Wednesday, 13 December 2017 00:00 -     - {{hitsCtrl.values.hits}}


  • There is no link between shipping agency ownership and freight rates; exporters misguided on benefits to trade

Reading a few articles written last in the last few weeks on how liberalisation will bring down the freight rates benefiting exporter, I was rather surprised of the little knowledge the authors of these articles possess about shipping and logistics. It is evident that whoever pushes for liberalisation is misguiding both regulators and the general public by providing wrong information.

Freight is the income of shipping lines and ship owners and are determined by cost and commercial considerations. Freight rates are fetched globally based on demand and supply for cargo between destinations and largely on the ship owners cost structure. They are based on various factors such as distance between two ports, size and costs of the vessel, crew costs and insurance and bunker costs. 

Port cost also forms a large part of the ship owner’s cost structure. The agency cost for a shipping line is insignificant and is not a determining factor for freight rates and even if the foreign lines had their own office in Sri Lanka they would still have to bear the cost of performing the agency function and hence not have a huge cost saving which can be passed to exporters/importers. 

The global market place has seen a severe decline in freight rates over the last few years due to oversupply of large container vessels. However prices have become stagnant as a result of shipping lines controlling supply through measures such as scrapping. Apart from this, world oil prices will also play an important role in freight rates. 

There’s a myth among many Sri Lankans that agency offices decide freight rates and therefore a Sri Lankan cartel decides the price shippers have to pay. This argument itself shows the ignorance of the so called experts. Shipping agencies do not decide the freight rates. The principals decide the freight rate based on the dynamics which I have mentioned above.

However all this time, Sri Lankan agencies have played an active role in negotiating better rates with principals on behalf of the shippers. Especially when the principals were not allowed to recover THC from shippers, many principals started losing interest in Colombo and the agencies had to fight hard to retain this business in Colombo. In fact it is the freight forwarders who mark up the freight which is quoted by shipping agencies.

However in the future if we pave the way to full liberalisation these principals will take full control of pricing and reintroduce cost recoveries such as THC which will affect our importers and exporters adversely. If any shipping line says that they can lower the freight cost if trade is liberalised, we need to ask them why they can’t reduce the rates now as they already control the prices. We should also ask the percentage in which they could reduce the rates. Currently they are not reducing rates as they prefer to cater to markets which derive a higher revenue rather than Sri Lanka which places constraints on their cost recovery.
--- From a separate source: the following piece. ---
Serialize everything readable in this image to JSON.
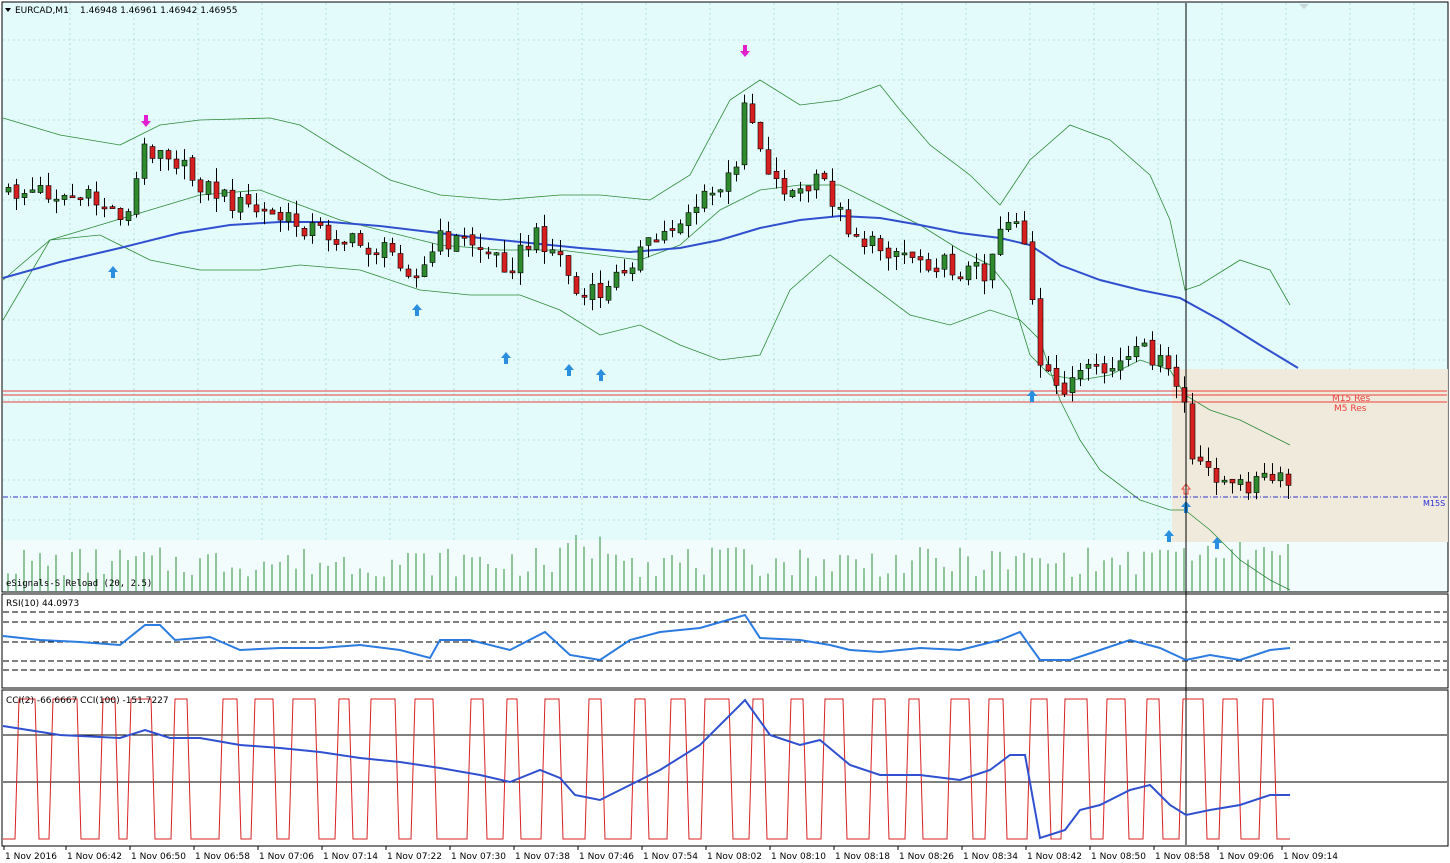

Currently we can see many shipping lines forming mergers so that in the future the number of players in the industry will be much less and it’s a continuous battle for survival. Collaboration and mergers are therefore a global phenomenon which can be seen in the local market as well. If we do not strengthen our local agencies, these global lines will start controlling prices which will adversely affect our economy and there will be no local interest in these negotiations. 

Besides, after controlling prices and recovering the total costs from our locals, they would happily repatriate all profits without investing a cent in Sri Lanka. As usual we will be sitting here wondering what happened. Shippers should be aware that they are being used by a few interested parties with personal agendas and incorrect justifications.